The work is one of the most ambitious late-Qīng jīngfāng scholarly contributions, combining the category-and-variation method of Xú Língtāi’s Shānghán lèifāng with deeper philological apparatus drawn from the Qīng kǎozhèng tradition. Mò’s method is to take a classical formula (e.g. Guìzhī tāng), present it with its primary Shānghán indication, then arrange beneath it all the named jiājiǎn variations (Xiǎo jiànzhōng tāng, Huángqí jiànzhōng tāng, Dāngguī sìnì tāng, Guìzhī jiā fùzǐ tāng, etc.) with discussion of the what and why of each variation, then bring in analogous formulas from the early-Táng (Qiānjīn) and middle-Táng (Wàitái) corpora for comparative annotation.

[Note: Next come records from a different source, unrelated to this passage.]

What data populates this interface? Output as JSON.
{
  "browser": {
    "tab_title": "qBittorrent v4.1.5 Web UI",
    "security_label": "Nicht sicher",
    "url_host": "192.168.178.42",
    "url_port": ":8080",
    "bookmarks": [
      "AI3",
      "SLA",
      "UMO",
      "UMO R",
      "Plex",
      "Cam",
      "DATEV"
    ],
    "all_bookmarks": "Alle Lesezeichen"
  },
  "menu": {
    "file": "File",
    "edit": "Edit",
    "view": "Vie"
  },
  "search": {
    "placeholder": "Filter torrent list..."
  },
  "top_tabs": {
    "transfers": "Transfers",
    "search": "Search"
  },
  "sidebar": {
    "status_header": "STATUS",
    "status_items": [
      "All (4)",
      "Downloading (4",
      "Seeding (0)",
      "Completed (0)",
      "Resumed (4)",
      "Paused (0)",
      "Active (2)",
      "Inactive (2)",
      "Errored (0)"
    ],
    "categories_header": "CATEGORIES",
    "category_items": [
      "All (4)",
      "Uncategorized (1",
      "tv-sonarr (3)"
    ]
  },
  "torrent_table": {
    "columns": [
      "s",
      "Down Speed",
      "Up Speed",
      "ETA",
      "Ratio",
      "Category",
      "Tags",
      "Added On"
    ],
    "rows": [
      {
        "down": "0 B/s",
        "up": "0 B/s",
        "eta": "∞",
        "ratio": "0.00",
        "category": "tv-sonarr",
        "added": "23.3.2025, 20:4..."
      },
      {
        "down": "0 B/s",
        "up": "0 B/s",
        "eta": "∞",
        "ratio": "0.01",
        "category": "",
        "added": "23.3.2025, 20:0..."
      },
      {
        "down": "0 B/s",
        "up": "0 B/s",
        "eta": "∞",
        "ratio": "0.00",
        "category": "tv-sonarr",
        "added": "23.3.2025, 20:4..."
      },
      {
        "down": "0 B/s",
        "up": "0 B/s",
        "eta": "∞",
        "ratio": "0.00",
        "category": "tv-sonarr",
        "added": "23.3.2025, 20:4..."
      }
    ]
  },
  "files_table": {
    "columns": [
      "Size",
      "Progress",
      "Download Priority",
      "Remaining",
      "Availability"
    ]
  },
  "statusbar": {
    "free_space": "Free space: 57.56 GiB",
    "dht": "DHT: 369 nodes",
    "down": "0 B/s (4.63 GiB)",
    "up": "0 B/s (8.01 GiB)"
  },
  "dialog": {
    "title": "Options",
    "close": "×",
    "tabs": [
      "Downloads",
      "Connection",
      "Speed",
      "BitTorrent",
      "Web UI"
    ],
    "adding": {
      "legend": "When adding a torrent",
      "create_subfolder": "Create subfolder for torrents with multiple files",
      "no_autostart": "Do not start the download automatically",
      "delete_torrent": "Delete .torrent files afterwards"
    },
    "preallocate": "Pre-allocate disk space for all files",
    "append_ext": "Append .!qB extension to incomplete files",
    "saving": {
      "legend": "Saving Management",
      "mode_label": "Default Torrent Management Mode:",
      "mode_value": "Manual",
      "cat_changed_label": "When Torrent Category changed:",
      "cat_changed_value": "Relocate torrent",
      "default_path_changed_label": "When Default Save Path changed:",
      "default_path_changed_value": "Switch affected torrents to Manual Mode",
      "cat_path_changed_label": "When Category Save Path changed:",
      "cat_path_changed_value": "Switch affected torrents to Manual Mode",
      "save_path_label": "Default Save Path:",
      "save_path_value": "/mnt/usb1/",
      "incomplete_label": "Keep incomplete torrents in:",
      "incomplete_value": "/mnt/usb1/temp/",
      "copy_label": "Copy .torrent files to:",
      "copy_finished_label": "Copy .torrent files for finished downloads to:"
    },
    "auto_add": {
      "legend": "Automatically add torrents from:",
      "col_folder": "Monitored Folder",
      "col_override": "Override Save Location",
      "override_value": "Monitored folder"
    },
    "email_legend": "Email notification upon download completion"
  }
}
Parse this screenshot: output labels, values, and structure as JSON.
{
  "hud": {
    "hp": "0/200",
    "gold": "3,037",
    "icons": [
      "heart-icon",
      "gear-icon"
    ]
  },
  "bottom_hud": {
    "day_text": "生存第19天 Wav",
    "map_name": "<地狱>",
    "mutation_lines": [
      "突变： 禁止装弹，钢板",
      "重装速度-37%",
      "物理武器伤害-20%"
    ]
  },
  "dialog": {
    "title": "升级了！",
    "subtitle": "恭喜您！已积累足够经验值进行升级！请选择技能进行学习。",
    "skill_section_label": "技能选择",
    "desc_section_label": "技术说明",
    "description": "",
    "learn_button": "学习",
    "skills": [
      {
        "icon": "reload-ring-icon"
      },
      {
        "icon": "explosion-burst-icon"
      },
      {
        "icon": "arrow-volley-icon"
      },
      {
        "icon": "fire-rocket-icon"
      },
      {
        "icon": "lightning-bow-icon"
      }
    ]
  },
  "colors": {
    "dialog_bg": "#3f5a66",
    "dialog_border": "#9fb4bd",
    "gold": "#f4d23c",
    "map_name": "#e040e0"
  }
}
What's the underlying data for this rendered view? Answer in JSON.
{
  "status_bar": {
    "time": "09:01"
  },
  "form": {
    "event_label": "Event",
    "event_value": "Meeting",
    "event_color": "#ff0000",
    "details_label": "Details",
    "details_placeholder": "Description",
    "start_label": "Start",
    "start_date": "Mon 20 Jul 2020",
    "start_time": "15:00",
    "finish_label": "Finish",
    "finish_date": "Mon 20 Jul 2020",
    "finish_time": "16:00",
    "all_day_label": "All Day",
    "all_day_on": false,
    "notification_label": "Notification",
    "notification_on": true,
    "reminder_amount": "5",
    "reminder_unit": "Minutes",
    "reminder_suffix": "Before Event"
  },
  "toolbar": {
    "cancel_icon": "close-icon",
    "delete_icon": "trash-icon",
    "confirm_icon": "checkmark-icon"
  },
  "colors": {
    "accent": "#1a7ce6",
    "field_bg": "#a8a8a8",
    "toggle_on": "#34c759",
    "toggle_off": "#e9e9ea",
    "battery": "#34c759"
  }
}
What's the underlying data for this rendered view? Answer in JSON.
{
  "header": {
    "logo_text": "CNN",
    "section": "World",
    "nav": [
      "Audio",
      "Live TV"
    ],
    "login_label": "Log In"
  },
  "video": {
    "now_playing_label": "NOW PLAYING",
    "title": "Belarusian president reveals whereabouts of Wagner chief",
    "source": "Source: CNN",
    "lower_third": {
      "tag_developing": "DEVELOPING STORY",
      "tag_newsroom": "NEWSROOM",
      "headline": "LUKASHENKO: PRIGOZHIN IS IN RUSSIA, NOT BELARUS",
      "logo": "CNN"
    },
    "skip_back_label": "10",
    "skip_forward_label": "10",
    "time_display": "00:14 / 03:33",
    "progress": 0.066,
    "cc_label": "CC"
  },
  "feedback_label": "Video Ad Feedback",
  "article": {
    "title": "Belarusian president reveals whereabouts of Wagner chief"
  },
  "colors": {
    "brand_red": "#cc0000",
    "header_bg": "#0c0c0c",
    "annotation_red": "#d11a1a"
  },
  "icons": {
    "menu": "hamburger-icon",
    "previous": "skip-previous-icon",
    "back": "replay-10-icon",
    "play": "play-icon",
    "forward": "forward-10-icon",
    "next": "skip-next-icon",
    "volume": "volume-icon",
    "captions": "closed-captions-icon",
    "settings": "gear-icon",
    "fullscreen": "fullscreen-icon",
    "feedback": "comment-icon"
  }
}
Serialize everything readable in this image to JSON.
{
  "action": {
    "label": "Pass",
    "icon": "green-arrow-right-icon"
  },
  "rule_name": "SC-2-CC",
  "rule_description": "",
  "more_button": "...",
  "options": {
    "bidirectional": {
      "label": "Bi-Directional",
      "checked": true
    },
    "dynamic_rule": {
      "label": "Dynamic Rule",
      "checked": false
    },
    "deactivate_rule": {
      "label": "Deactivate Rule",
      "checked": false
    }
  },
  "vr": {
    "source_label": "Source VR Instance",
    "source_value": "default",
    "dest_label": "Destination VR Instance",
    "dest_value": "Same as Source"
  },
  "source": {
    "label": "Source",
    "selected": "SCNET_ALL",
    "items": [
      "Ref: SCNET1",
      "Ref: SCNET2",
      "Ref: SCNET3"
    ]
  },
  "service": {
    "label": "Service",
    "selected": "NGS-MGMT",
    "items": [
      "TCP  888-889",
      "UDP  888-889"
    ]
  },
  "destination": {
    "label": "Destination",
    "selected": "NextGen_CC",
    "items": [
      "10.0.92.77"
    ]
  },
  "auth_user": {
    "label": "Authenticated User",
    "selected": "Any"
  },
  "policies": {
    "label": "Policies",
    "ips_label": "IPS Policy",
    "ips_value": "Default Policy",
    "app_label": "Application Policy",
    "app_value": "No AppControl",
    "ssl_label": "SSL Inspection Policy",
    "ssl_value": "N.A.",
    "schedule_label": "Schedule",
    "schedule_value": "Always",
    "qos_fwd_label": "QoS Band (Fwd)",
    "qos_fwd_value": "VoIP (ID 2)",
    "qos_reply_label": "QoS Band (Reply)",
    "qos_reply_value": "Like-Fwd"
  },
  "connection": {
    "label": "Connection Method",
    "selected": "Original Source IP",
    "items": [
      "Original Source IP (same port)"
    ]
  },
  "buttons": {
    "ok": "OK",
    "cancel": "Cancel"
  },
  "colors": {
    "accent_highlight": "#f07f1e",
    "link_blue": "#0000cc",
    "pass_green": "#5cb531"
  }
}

The work is among the highest-grade late-Qīng kǎozhèngyīxué productions and was praised by the rigorist physicians of the early Republican generation (Zhāng Xīchún 張錫純). Its composition window: Mò’s Yánjīng yán dates to c. 1880; the Jīngfāng lìshì preface notes “five years later” — placing the new work at c. 1885. Printing followed shortly thereafter.

Translations and research

  • Mò Méishì. Jīng-fāng lì-shì (modern punctuated editions, in Mò Méishì yīxué quán-shū 莫枚士醫學全書 and in Jīng-fāng yīxué cóng-shū 經方醫學叢書 reprints).
  • No major Western-language monograph dedicated to Mò Méishì. Yú Yúng-chū’s 余聽鴻 Yī jīng yī-shū lùn 醫經醫書論 discusses Mò briefly.

Other points of interest

The work’s invocation of Xú Língtāi as the genre-ancestor is significant: Xú’s Shānghán lèifāng 傷寒類方 (1759, KR3e0099) had established the category-and-variation method for the Shānghán formulas; Mò extends this method to a broader corpus and adds the philological apparatus that the kǎozhèng movement had developed in the intervening century.